A tracking device being developed by Tracklink Systems Ltd with help from Business Link North Yorkshire, is set to revolutionise the way we interact with computer games by detecting real-time physical movements and reproducing them on screen.

And the company is also applying the technology to a type of "virtual" pen that will allow you to write or draw on paper and have the wording or graphics simultaneously beamed directly into your laptop or mobile phone.

The computer gaming advance means tennis fans will be able to hold a real tennis racket with a device built into it and play actual shots against a computer version of Sampras or another famous player.

Similarly, by fastening the device to a sword, players will be able to have "real" sword fights against computerised Vikings or other warriors. And fixing it to arms and legs will enable players to throw real punches and kicks in martial arts and other action games.

This means that the days of parents bemoaning their children for being hunched over computer games for hours on end may soon be over.

The company, of Springfield Avenue, Harrogate, has won a SMART Micro Project award from the DTI to help it develop the device and received assistance and guidance in securing the award from Business Link North Yorkshire innovation and technology adviser Roger Benson.

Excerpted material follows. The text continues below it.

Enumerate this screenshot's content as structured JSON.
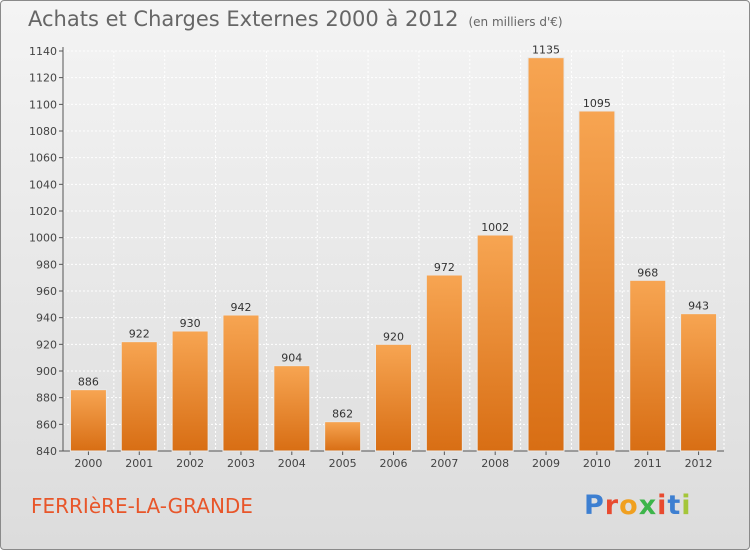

The device, a kind of interface, uses advanced microwave technology and is the brainchild of managing director Nigel Stevens, who founded the company in 1997 and secured an initial DTI SMART award in 1998 to fund a feasibility study into his invention.

Mr Stevens, who was joint managing director of a Yorkshire-based computer gaming company between 1982 and 1989, says: "At the moment there is technology around which allows replication of a limited amount of movement but my interface, if all goes to plan, will allow full real-time motion detection, without any cumbersome equipment or wires.

"So people, for example, will be able to play a game of tennis with an actual racket in their hands instead of having to push buttons and levers on a gamepad, making the experience about as natural as is feasibly possible.

"Just one of the advantages of this is that children can be getting exercise instead of spending hours slouched over joystick equipment which is unhealthy and leads to RSI."

Mr Stevens adds: "We are developing a range of products using the technology with potentially global market opportunities. Another application we are currently working on is a security tag for monitoring babies and toddlers that we think will be more effective than anything currently on the market.

"I am very grateful to Roger Benson at Business Link North Yorkshire for his help in winning the SMART award. He guided us through all the various stages of our application and I'm not sure if we would have managed to secure it without him."